---
type: claim
domain: health
description: Quarter-dose tirzepatide (0.6mg weekly) paired with ketogenic diet achieves psychiatric benefits without emotional blunting in ~100-patient cohorts
confidence: experimental
source: Dr. Annette Bosworth, Dr. Brittany Albright clinical cohorts
created: 2026-05-07
title: GLP-1 low-dose psychiatric protocol prevents anhedonia through ketogenic diet pairing at 0.6mg weekly tirzepatide
agent: vida
sourced_from: health/2026-05-07-osmind-glp1-psychiatric-drugs-competency.md
scope: functional
sourcer: Osmind
supports: ["glp1-anhedonia-tonic-receptor-occupancy-dose-dependent-reversible"]
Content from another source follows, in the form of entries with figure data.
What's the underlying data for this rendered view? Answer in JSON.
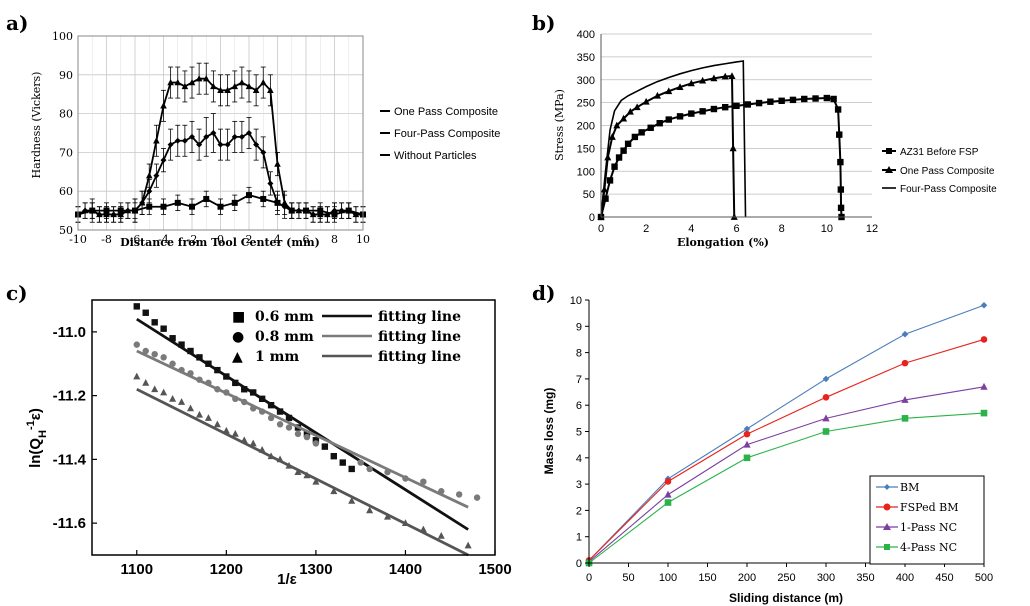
{
  "chart_data": [
    {
      "panel": "a)",
      "type": "line",
      "xlabel": "Distance from Tool Center (mm)",
      "ylabel": "Hardness (Vickers)",
      "xlim": [
        -10,
        10
      ],
      "ylim": [
        50,
        100
      ],
      "xticks": [
        -10,
        -8,
        -6,
        -4,
        -2,
        0,
        2,
        4,
        6,
        8,
        10
      ],
      "yticks": [
        50,
        60,
        70,
        80,
        90,
        100
      ],
      "grid": true,
      "legend_position": "right",
      "series": [
        {
          "name": "One Pass Composite",
          "marker": "diamond",
          "x": [
            -10,
            -9.5,
            -9,
            -8.5,
            -8,
            -7.5,
            -7,
            -6.5,
            -6,
            -5.5,
            -5,
            -4.5,
            -4,
            -3.5,
            -3,
            -2.5,
            -2,
            -1.5,
            -1,
            -0.5,
            0,
            0.5,
            1,
            1.5,
            2,
            2.5,
            3,
            3.5,
            4,
            4.5,
            5,
            5.5,
            6,
            6.5,
            7,
            7.5,
            8,
            8.5,
            9,
            9.5,
            10
          ],
          "y": [
            54,
            55,
            55,
            54,
            54,
            54,
            54,
            55,
            55,
            57,
            60,
            64,
            68,
            72,
            73,
            73,
            74,
            72,
            74,
            75,
            72,
            72,
            74,
            74,
            75,
            72,
            70,
            62,
            57,
            56,
            55,
            55,
            55,
            54,
            54,
            54,
            55,
            55,
            55,
            54,
            54
          ],
          "errors": [
            2,
            2,
            2,
            2,
            2,
            2,
            2,
            2,
            3,
            3,
            3,
            3,
            3,
            4,
            4,
            4,
            4,
            4,
            5,
            5,
            4,
            4,
            4,
            4,
            4,
            4,
            4,
            3,
            3,
            3,
            2,
            2,
            2,
            2,
            2,
            2,
            2,
            2,
            2,
            2,
            2
          ]
        },
        {
          "name": "Four-Pass Composite",
          "marker": "triangle",
          "x": [
            -10,
            -9.5,
            -9,
            -8.5,
            -8,
            -7.5,
            -7,
            -6.5,
            -6,
            -5.5,
            -5,
            -4.5,
            -4,
            -3.5,
            -3,
            -2.5,
            -2,
            -1.5,
            -1,
            -0.5,
            0,
            0.5,
            1,
            1.5,
            2,
            2.5,
            3,
            3.5,
            4,
            4.5,
            5,
            5.5,
            6,
            6.5,
            7,
            7.5,
            8,
            8.5,
            9,
            9.5,
            10
          ],
          "y": [
            54,
            55,
            55,
            54,
            54,
            54,
            54,
            55,
            55,
            57,
            64,
            73,
            82,
            88,
            88,
            87,
            88,
            89,
            89,
            87,
            86,
            86,
            87,
            88,
            87,
            86,
            88,
            86,
            67,
            57,
            55,
            55,
            55,
            54,
            54,
            54,
            55,
            55,
            55,
            54,
            54
          ],
          "errors": [
            2,
            2,
            2,
            2,
            2,
            2,
            2,
            2,
            3,
            3,
            3,
            4,
            4,
            4,
            4,
            4,
            4,
            4,
            4,
            4,
            4,
            4,
            4,
            4,
            4,
            4,
            4,
            4,
            3,
            3,
            2,
            2,
            2,
            2,
            2,
            2,
            2,
            2,
            2,
            2,
            2
          ]
        },
        {
          "name": "Without Particles",
          "marker": "square",
          "x": [
            -10,
            -9,
            -8,
            -7,
            -6,
            -5,
            -4,
            -3,
            -2,
            -1,
            0,
            1,
            2,
            3,
            4,
            5,
            6,
            7,
            8,
            9,
            10
          ],
          "y": [
            54,
            55,
            55,
            55,
            55,
            56,
            56,
            57,
            56,
            58,
            56,
            57,
            59,
            58,
            57,
            55,
            55,
            55,
            54,
            55,
            54
          ],
          "errors": [
            2,
            3,
            2,
            2,
            2,
            2,
            2,
            2,
            2,
            2,
            2,
            2,
            2,
            2,
            2,
            2,
            2,
            2,
            2,
            2,
            2
          ]
        }
      ]
    },
    {
      "panel": "b)",
      "type": "line",
      "xlabel": "Elongation (%)",
      "ylabel": "Stress (MPa)",
      "xlim": [
        0,
        12
      ],
      "ylim": [
        0,
        400
      ],
      "xticks": [
        0,
        2,
        4,
        6,
        8,
        10,
        12
      ],
      "yticks": [
        0,
        50,
        100,
        150,
        200,
        250,
        300,
        350,
        400
      ],
      "grid": true,
      "legend_position": "right",
      "series": [
        {
          "name": "AZ31 Before FSP",
          "marker": "square",
          "x": [
            0,
            0.2,
            0.4,
            0.6,
            0.8,
            1.0,
            1.2,
            1.5,
            1.8,
            2.2,
            2.6,
            3.0,
            3.5,
            4.0,
            4.5,
            5.0,
            5.5,
            6.0,
            6.5,
            7.0,
            7.5,
            8.0,
            8.5,
            9.0,
            9.5,
            10.0,
            10.3,
            10.5,
            10.55,
            10.6,
            10.62,
            10.63,
            10.65
          ],
          "y": [
            0,
            40,
            80,
            110,
            130,
            145,
            160,
            175,
            185,
            195,
            205,
            213,
            220,
            226,
            231,
            236,
            240,
            243,
            246,
            249,
            252,
            254,
            256,
            258,
            259,
            260,
            258,
            235,
            180,
            120,
            60,
            20,
            0
          ]
        },
        {
          "name": "One Pass Composite",
          "marker": "triangle",
          "x": [
            0,
            0.15,
            0.3,
            0.5,
            0.7,
            1.0,
            1.3,
            1.6,
            2.0,
            2.5,
            3.0,
            3.5,
            4.0,
            4.5,
            5.0,
            5.5,
            5.8,
            5.85,
            5.9
          ],
          "y": [
            0,
            60,
            130,
            175,
            200,
            215,
            230,
            240,
            252,
            265,
            275,
            284,
            292,
            298,
            303,
            307,
            308,
            150,
            0
          ]
        },
        {
          "name": "Four-Pass Composite",
          "marker": "none",
          "x": [
            0,
            0.2,
            0.4,
            0.6,
            0.9,
            1.2,
            1.6,
            2.0,
            2.5,
            3.0,
            3.5,
            4.0,
            4.5,
            5.0,
            5.5,
            6.0,
            6.3,
            6.35,
            6.4
          ],
          "y": [
            0,
            100,
            190,
            232,
            255,
            265,
            275,
            285,
            296,
            305,
            313,
            320,
            326,
            331,
            335,
            339,
            341,
            170,
            0
          ]
        }
      ]
    },
    {
      "panel": "c)",
      "type": "scatter",
      "xlabel": "1/ε",
      "ylabel": "ln(Q_H^-1 ε)",
      "xlim": [
        1050,
        1500
      ],
      "ylim": [
        -11.7,
        -10.9
      ],
      "xticks": [
        1100,
        1200,
        1300,
        1400,
        1500
      ],
      "yticks": [
        -11.0,
        -11.2,
        -11.4,
        -11.6
      ],
      "grid": false,
      "legend_position": "top",
      "legend": {
        "row1": {
          "symbol": "■",
          "name": "0.6 mm",
          "fit": "fitting line"
        },
        "row2": {
          "symbol": "●",
          "name": "0.8 mm",
          "fit": "fitting line"
        },
        "row3": {
          "symbol": "▲",
          "name": "1 mm",
          "fit": "fitting line"
        }
      },
      "series": [
        {
          "name": "0.6 mm",
          "marker": "square",
          "color": "#111111",
          "x": [
            1100,
            1110,
            1120,
            1130,
            1140,
            1150,
            1160,
            1170,
            1180,
            1190,
            1200,
            1210,
            1220,
            1230,
            1240,
            1250,
            1260,
            1270,
            1280,
            1290,
            1300,
            1310,
            1320,
            1330,
            1340
          ],
          "y": [
            -10.92,
            -10.94,
            -10.97,
            -10.99,
            -11.02,
            -11.04,
            -11.06,
            -11.08,
            -11.1,
            -11.12,
            -11.14,
            -11.16,
            -11.18,
            -11.19,
            -11.21,
            -11.23,
            -11.25,
            -11.27,
            -11.3,
            -11.32,
            -11.34,
            -11.36,
            -11.39,
            -11.41,
            -11.43
          ],
          "fit": {
            "x": [
              1100,
              1470
            ],
            "y": [
              -10.96,
              -11.62
            ]
          }
        },
        {
          "name": "0.8 mm",
          "marker": "circle",
          "color": "#7a7a7a",
          "x": [
            1100,
            1110,
            1120,
            1130,
            1140,
            1150,
            1160,
            1170,
            1180,
            1190,
            1200,
            1210,
            1220,
            1230,
            1240,
            1250,
            1260,
            1270,
            1280,
            1290,
            1300,
            1350,
            1360,
            1380,
            1400,
            1420,
            1440,
            1460,
            1480
          ],
          "y": [
            -11.04,
            -11.06,
            -11.07,
            -11.08,
            -11.1,
            -11.12,
            -11.13,
            -11.15,
            -11.16,
            -11.18,
            -11.19,
            -11.21,
            -11.22,
            -11.24,
            -11.25,
            -11.27,
            -11.29,
            -11.3,
            -11.32,
            -11.33,
            -11.35,
            -11.41,
            -11.43,
            -11.44,
            -11.46,
            -11.47,
            -11.5,
            -11.51,
            -11.52
          ],
          "fit": {
            "x": [
              1100,
              1470
            ],
            "y": [
              -11.06,
              -11.55
            ]
          }
        },
        {
          "name": "1 mm",
          "marker": "triangle",
          "color": "#555555",
          "x": [
            1100,
            1110,
            1120,
            1130,
            1140,
            1150,
            1160,
            1170,
            1180,
            1190,
            1200,
            1210,
            1220,
            1230,
            1240,
            1250,
            1260,
            1270,
            1280,
            1290,
            1300,
            1320,
            1340,
            1360,
            1380,
            1400,
            1420,
            1440,
            1470
          ],
          "y": [
            -11.14,
            -11.16,
            -11.18,
            -11.19,
            -11.21,
            -11.22,
            -11.24,
            -11.26,
            -11.27,
            -11.29,
            -11.31,
            -11.32,
            -11.34,
            -11.35,
            -11.37,
            -11.39,
            -11.4,
            -11.42,
            -11.44,
            -11.45,
            -11.47,
            -11.5,
            -11.53,
            -11.56,
            -11.58,
            -11.6,
            -11.62,
            -11.64,
            -11.67
          ],
          "fit": {
            "x": [
              1100,
              1470
            ],
            "y": [
              -11.18,
              -11.7
            ]
          }
        }
      ]
    },
    {
      "panel": "d)",
      "type": "line",
      "xlabel": "Sliding distance (m)",
      "ylabel": "Mass loss (mg)",
      "xlim": [
        0,
        500
      ],
      "ylim": [
        0,
        10
      ],
      "xticks": [
        0,
        50,
        100,
        150,
        200,
        250,
        300,
        350,
        400,
        450,
        500
      ],
      "yticks": [
        0,
        1,
        2,
        3,
        4,
        5,
        6,
        7,
        8,
        9,
        10
      ],
      "grid": false,
      "legend_position": "bottom-right",
      "series": [
        {
          "name": "BM",
          "marker": "diamond",
          "color": "#4a7ebb",
          "x": [
            0,
            100,
            200,
            300,
            400,
            500
          ],
          "y": [
            0.1,
            3.2,
            5.1,
            7.0,
            8.7,
            9.8
          ]
        },
        {
          "name": "FSPed BM",
          "marker": "circle",
          "color": "#e8221c",
          "x": [
            0,
            100,
            200,
            300,
            400,
            500
          ],
          "y": [
            0.1,
            3.1,
            4.9,
            6.3,
            7.6,
            8.5
          ]
        },
        {
          "name": "1-Pass NC",
          "marker": "triangle",
          "color": "#7b3fa0",
          "x": [
            0,
            100,
            200,
            300,
            400,
            500
          ],
          "y": [
            0.05,
            2.6,
            4.5,
            5.5,
            6.2,
            6.7
          ]
        },
        {
          "name": "4-Pass NC",
          "marker": "square",
          "color": "#2bb34a",
          "x": [
            0,
            100,
            200,
            300,
            400,
            500
          ],
          "y": [
            0.0,
            2.3,
            4.0,
            5.0,
            5.5,
            5.7
          ]
        }
      ]
    }
  ]
}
related: ["glp1-prescribing-competency-gap-primary-care-psychiatric-monitoring", "glp1-anhedonia-tonic-receptor-occupancy-dose-dependent-reversible", "glp1-psychiatric-dose-response-data-absent-despite-mechanistic-evidence"]
---

# GLP-1 low-dose psychiatric protocol prevents anhedonia through ketogenic diet pairing at 0.6mg weekly tirzepatide

Dr. Bosworth and Dr. Albright report no emotional blunting in approximately 100-patient cohorts using low-dose tirzepatide at 0.6mg weekly — one-quarter the standard 2.5mg starting dose — paired with ketogenic diet. The protocol includes structured resistance training and adequate protein intake (1.6-2.3g/kg/day) to prevent lean mass loss. Monitoring uses the 'Dr. Boz Ratio' (blood glucose ÷ blood ketones): >80 indicates glucose metabolism, 40-80 moderate ketosis, <40 deeper therapeutic ketosis. This represents a distinct psychiatric dosing strategy compared to standard metabolic dosing. The absence of anhedonia at this dose supports the tonic vs. phasic receptor activation mechanism: lower doses may preserve phasic signaling patterns while higher doses create sustained tonic suppression. The ketogenic pairing may provide metabolic support that allows lower GLP-1 doses to achieve psychiatric effects. This is the most concrete psychiatric prescribing protocol available as of March 2026, developed in clinical practice before formal guidelines exist.